Sans Kismaayo, les Shebab ne disposent plus d’aucune localité
d’importance, d’accès à la mer, de voies d’approvisionnement ni de positions
fortes. Le Sud Somalien n’est plus sous leur contrôle.
Une victoire africaine
Il est intéressant de noter ce développement, qui marque la
défaite d’une branche importante, et certainement la plus anciennement
implantée, de la nébuleuse fondamentaliste et terroriste, liée à Al-Qaida, qui
se déploie en Afrique d’est en ouest et dont les autres relais d’importance
sont Boko Haram au nord Nigeria, Aqmi et des filiales au Sahel. Une bonne
nouvelle là où il y en a peu.
Intéressant aussi que ceci ait été le résultat d’une intervention
concertée des Africains eux-mêmes, fort peu appuyés par la communauté
internationale. Que l’AMISOM soit financée, même largement, par l’ONU ne change
rien à l’affaire. Il est en général de bon ton de considérer avec
condescendance l’inefficacité de l’Union Africaine, et des pays du continent.

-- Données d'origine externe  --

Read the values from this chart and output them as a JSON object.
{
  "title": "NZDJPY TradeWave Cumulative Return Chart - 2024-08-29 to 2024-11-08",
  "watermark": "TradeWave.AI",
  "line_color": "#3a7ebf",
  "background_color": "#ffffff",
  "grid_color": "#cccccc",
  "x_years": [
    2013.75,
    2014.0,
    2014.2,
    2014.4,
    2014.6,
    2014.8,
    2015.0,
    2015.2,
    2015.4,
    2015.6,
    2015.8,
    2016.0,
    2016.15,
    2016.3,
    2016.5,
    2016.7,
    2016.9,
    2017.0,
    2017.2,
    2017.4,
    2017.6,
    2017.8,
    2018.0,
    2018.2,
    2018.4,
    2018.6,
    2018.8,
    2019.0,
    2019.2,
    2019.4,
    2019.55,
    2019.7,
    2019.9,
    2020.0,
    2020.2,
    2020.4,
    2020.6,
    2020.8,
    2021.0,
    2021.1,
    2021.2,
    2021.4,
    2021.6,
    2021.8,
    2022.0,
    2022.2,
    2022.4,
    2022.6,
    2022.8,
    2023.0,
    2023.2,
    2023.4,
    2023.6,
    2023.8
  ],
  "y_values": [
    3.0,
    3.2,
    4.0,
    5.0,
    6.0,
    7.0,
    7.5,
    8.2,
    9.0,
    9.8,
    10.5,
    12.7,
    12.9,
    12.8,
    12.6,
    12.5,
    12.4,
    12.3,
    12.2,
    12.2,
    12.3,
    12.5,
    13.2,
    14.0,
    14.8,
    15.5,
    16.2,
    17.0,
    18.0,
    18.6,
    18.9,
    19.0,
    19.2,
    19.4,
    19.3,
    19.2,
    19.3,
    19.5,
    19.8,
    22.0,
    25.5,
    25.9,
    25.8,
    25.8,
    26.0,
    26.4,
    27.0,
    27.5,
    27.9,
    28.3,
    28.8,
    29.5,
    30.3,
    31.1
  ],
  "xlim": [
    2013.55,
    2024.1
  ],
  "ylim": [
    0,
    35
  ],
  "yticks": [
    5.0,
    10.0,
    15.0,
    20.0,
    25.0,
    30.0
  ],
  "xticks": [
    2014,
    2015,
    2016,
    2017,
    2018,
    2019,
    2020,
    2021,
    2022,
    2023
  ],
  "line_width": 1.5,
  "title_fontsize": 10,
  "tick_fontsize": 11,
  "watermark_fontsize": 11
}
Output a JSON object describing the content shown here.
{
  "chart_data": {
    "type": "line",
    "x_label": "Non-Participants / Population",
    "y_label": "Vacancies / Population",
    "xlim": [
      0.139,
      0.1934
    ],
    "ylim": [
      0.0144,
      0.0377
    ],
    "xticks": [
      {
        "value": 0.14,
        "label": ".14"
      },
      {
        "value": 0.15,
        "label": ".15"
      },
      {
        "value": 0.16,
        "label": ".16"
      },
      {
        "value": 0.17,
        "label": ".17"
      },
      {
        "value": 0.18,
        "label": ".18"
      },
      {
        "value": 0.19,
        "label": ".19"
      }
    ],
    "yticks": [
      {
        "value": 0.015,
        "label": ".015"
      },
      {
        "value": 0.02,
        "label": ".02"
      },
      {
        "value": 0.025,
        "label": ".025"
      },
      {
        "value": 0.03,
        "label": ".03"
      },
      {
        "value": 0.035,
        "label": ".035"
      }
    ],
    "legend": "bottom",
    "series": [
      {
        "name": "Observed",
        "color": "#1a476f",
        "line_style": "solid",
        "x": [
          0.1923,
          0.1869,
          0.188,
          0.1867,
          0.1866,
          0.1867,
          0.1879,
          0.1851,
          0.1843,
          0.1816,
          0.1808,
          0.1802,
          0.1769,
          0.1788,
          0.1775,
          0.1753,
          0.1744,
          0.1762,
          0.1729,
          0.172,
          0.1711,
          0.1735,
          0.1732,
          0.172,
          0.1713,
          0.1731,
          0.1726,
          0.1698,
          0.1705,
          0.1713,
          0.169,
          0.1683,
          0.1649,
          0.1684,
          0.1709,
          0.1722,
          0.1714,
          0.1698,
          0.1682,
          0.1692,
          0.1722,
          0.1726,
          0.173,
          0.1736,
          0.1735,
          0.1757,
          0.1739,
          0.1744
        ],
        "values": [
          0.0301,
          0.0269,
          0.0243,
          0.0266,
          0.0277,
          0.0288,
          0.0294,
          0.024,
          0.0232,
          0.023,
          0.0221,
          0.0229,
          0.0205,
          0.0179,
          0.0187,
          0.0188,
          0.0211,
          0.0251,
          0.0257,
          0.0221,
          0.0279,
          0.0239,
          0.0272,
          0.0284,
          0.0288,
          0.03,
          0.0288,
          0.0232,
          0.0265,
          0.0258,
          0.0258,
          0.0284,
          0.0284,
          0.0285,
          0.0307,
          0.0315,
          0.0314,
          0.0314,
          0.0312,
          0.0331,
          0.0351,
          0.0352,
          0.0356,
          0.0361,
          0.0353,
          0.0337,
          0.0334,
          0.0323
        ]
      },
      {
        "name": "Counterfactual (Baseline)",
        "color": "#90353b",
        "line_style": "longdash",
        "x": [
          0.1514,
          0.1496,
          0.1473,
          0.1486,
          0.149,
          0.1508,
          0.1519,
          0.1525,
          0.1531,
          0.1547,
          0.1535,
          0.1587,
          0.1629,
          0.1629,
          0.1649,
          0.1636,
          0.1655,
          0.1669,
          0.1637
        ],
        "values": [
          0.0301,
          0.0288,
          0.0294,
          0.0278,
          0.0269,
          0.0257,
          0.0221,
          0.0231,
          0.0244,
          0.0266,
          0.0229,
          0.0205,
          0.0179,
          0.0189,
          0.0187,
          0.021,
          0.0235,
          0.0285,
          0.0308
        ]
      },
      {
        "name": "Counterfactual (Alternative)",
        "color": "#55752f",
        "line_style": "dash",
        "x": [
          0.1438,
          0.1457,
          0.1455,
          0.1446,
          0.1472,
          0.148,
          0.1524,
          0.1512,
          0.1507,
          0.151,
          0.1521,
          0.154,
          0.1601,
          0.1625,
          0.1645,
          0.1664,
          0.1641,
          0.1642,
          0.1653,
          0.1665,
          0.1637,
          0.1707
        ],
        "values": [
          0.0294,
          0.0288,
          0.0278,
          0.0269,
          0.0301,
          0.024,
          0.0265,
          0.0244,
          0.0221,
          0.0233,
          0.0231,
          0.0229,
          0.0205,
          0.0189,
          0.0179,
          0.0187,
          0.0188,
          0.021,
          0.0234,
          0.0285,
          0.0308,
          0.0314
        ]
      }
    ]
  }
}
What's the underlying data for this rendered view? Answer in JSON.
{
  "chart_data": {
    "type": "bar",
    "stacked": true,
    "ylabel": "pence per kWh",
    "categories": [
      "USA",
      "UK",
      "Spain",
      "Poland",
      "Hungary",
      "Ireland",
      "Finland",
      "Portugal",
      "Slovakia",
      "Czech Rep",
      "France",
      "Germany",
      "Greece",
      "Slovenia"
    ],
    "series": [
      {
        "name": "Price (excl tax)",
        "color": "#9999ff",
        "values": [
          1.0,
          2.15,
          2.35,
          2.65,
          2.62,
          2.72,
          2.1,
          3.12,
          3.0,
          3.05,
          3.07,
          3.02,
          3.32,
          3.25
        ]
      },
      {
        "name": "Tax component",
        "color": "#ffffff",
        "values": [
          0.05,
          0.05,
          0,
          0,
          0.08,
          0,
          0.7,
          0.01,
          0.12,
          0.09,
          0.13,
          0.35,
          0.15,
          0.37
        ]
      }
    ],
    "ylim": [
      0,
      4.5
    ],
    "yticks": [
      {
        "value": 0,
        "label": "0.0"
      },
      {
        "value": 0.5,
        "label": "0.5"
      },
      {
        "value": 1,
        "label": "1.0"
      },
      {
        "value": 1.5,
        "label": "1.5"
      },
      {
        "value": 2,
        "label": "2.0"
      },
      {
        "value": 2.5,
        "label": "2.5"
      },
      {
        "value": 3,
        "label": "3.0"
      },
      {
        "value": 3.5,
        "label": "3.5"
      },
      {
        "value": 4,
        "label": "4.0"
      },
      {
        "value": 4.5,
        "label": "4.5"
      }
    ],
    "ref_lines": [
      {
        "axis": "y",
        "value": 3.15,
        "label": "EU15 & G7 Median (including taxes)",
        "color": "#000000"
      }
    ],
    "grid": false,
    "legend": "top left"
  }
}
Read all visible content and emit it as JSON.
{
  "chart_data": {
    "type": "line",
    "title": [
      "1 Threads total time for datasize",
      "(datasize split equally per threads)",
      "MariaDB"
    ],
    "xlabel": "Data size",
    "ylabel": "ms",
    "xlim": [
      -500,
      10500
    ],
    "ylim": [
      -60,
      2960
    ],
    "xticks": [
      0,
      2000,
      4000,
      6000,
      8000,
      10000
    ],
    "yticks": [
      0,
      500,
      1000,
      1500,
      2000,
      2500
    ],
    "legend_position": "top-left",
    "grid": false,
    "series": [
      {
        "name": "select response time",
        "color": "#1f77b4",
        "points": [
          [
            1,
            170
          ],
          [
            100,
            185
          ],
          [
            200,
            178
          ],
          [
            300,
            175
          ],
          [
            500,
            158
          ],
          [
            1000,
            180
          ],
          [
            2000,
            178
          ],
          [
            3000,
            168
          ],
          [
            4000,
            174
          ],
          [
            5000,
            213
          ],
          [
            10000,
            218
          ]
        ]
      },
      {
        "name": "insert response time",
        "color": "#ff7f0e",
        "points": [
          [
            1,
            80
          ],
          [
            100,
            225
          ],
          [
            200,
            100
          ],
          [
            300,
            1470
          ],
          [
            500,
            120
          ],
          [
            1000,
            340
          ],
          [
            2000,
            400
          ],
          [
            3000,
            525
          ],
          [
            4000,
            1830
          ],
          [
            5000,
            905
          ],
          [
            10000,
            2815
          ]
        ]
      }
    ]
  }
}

De se désoler de leur incapacité à gérer leurs conflits. De tenir pour évidence
leur absence de moyens, et leur inaptitude à les utiliser. Quand les Kenyans
sont intervenus en Somalie, nombre d’observateurs ont souri, et prédit que les
farouches guerriers somaliens n’en feraient qu’une bouchée. Et l’AMISOM a fait
longtemps ricaner. Il y a certainement une leçon à tirer, et il conviendrait de
rendre justice.
Intéressant enfin que, ceci qui précède expliquant peut-être cela,
on n’en entende si peu parler dans nos médias, tout au plus des articles
relégués dans la rubrique Monde. Pour spécialistes avertis. DESOLANT
Cependant, si les Shabab ont perdu le sud de la Somalie, le
problème reste grave : leur influence dans la région, et la capacité de
nuisance de leurs réseaux sont toujours là.